MPs say many benefit claimants wrongly lose benefits due to ‘haphazard' approach to assessment
- 28 Jan
A critical report published by a committee of MPs says that jobcentre staff should no longer be given incentives that look at how many benefit claimants they get off the dole, but instead should look at rewarding staff by how many they get back into employment.
The work and pensions select committee have said that claimants were in many cases wrongly losing their benefits due to a "haphazard" approach of assessing claimants meaning that individual needs or problems were often misunderstood. Their report claims that jobcentre staff refer many claimants for a benefit sanction inappropriately or "in circumstances in which common sense would dictate that discretion should have been applied", reports the Guardian.
The committee also said that the DWP need to take urgent steps to monitor the extent of financial hardship that is caused by claimants losing their benefits. The report also added that a current government review into sanctions was too limited.
Academic research in the report found that 19% of all jobseeker's allowance claimants in the period from April 2008 to March 2012 were sanctioned - this totals 1.4 million people.
The committee challenged claims by DWP ministers that staff were not disciplined for failing to meet targets to get claimants off the dole whilst asking if it is sensible for jobcentre staff to be regarded as having succeeded if jobseeker's allowance claimants simply no longer received benefits.
The committee chairwoman, Dame Ann Begg, said the current DWP incentive system took no account of whether the claimant was "leaving benefit to start a job or for less positive reasons, including being sanctioned or simply transferring to another benefit. We believe this risks JCP [Jobcentre Plus] hitting its targets but missing the point. JCP must be very clearly incentivised to get people into work, not just off benefits." She said: "The processes by which JCP currently establishes claimants' needs are haphazard and prone to missing crucial information about a person's barriers to working, including homelessness and drug dependency.
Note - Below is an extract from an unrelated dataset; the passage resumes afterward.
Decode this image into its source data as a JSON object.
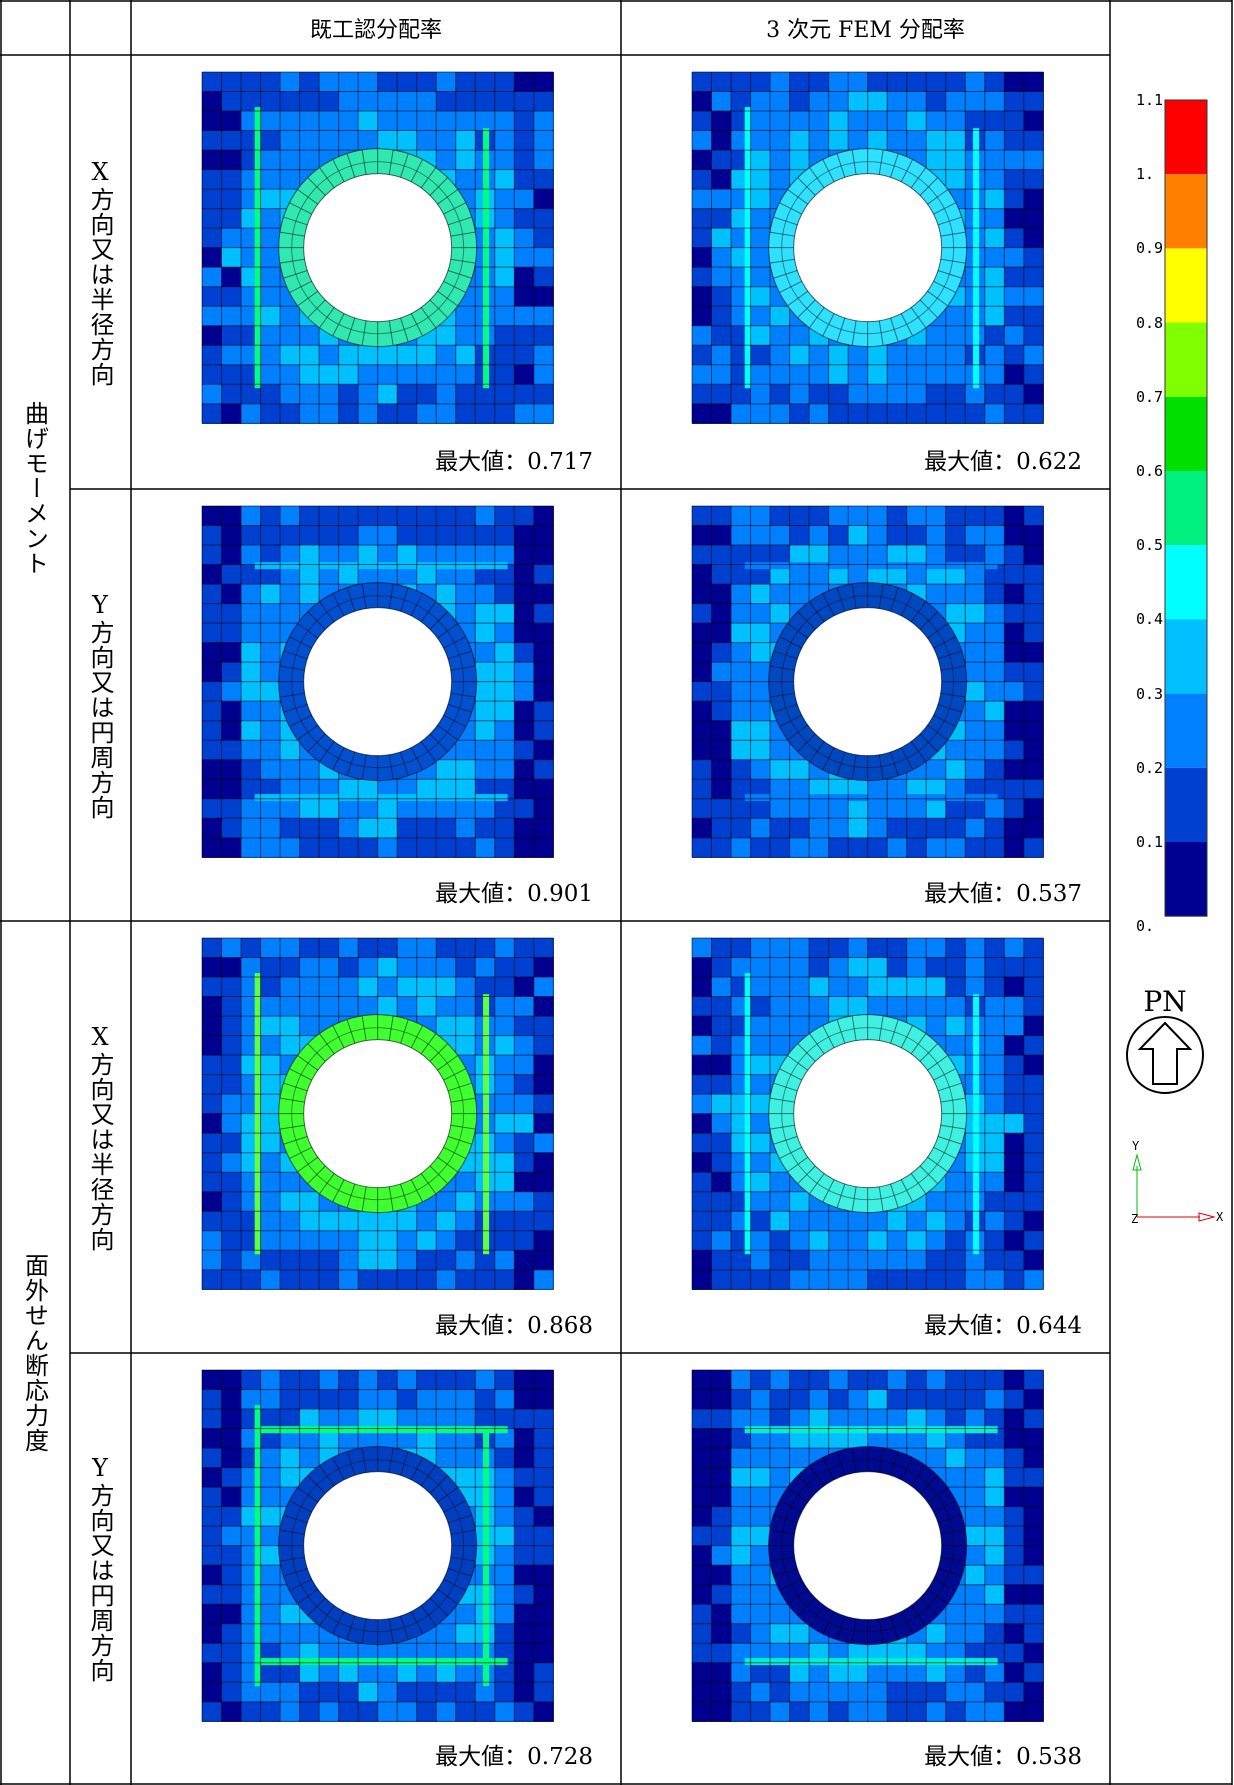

A more thorough and systematic approach to assessing claimants' needs is required."
The MPs on the committee said they "strongly believe that a further review is necessary and welcome the minister's commitment to launch a second and separate review into the broader operation of the sanctioning process".
Begg said: "An unprecedented number of claimants were sanctioned in the year to June 2013. Whilst conditionality is a necessary part of the benefit system, jobseekers need to have confidence that the sanctioning regime is being applied appropriately, fairly and proportionately and the government needs to assure itself that sanctioning is achieving its intended objective of incentivising people to seek work."